🤖 AI Summary
Medical image computing (MIC) faces the dual challenge of jointly modeling global long-range dependencies and local fine-grained details: CNNs suffer from limited receptive fields, Transformers incur prohibitive computational overhead in self-attention for high-resolution features, and MLP-based architectures remain underexplored in MIC. This work presents the first systematic investigation of MLPs for modeling fine-grained long-range dependencies in high-resolution medical images, demonstrating their superior accuracy–efficiency trade-off over both CNNs and Transformers.

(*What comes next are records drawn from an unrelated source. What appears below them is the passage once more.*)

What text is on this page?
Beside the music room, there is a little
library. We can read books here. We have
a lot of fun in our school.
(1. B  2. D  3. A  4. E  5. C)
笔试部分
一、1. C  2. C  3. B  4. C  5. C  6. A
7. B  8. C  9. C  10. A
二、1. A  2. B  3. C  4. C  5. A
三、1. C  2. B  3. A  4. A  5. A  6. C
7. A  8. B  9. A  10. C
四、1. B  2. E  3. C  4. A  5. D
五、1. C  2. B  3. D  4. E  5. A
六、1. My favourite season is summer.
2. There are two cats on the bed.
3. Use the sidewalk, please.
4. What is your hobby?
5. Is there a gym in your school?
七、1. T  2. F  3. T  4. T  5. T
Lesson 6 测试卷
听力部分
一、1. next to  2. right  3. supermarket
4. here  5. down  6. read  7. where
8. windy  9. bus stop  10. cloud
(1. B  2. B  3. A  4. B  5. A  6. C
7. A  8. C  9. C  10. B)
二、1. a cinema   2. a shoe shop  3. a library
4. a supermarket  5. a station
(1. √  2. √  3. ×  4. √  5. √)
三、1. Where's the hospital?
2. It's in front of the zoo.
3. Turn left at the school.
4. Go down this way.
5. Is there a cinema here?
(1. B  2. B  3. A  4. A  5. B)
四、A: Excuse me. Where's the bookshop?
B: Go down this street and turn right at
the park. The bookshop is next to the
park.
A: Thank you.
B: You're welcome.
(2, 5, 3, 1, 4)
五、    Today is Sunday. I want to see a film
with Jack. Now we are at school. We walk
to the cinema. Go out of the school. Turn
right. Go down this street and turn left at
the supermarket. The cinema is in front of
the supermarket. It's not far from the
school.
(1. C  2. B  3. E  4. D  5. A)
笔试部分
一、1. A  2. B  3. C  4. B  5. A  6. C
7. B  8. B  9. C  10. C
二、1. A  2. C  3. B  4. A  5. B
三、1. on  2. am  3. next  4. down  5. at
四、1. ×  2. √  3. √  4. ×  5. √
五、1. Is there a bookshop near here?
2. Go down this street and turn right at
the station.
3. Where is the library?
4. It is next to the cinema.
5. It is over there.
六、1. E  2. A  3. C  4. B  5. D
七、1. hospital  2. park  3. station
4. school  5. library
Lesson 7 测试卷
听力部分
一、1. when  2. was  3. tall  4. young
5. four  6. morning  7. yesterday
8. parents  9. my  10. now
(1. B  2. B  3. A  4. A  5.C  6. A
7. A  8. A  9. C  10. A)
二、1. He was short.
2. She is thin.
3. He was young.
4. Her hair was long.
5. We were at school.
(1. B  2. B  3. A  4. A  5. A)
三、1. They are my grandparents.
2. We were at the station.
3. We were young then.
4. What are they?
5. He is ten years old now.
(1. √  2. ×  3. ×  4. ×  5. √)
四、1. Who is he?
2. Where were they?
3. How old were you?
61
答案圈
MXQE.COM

Building on this insight, we propose a hybrid backbone architecture that synergistically integrates Transformer and MLP components—leveraging Transformers for global dependency capture and MLPs for efficient, high-fidelity feature preservation at full resolution—while natively supporting both pixel-level and image-level tasks. Extensive evaluation across diverse medical vision benchmarks shows consistent performance gains, establishing a new, efficient, and scalable backbone paradigm for MIC.
📝 Abstract
Medical Image Computing (MIC) is a broad research topic covering both pixel-wise (e.g., segmentation, registration) and image-wise (e.g., classification, regression) vision tasks. Effective analysis demands models that capture both global long-range context and local subtle visual characteristics, necessitating fine-grained long-range visual dependency modeling. Compared to Convolutional Neural Networks (CNNs) that are limited by intrinsic locality, transformers excel at long-range modeling; however, due to the high computational loads of self-attention, transformers typically cannot process high-resolution features (e.g., full-scale image features before downsampling or patch embedding) and thus face difficulties in modeling fine-grained dependency among subtle medical image details. Concurrently, Multi-layer Perceptron (MLP)-based visual models are recognized as computation/memory-efficient alternatives in modeling long-range visual dependency but have yet to be widely investigated in the MIC community. This doctoral research advances deep learning-based MIC by investigating effective long-range visual dependency modeling. It first presents innovative use of transformers for both pixel- and image-wise medical vision tasks. The focus then shifts to MLPs, pioneeringly developing MLP-based visual models to capture fine-grained long-range visual dependency in medical images. Extensive experiments confirm the critical role of long-range dependency modeling in MIC and reveal a key finding: MLPs provide feasibility in modeling finer-grained long-range dependency among higher-resolution medical features containing enriched anatomical/pathological details. This finding establishes MLPs as a superior paradigm over transformers/CNNs, consistently enhancing performance across various medical vision tasks and paving the way for next-generation medical vision backbones.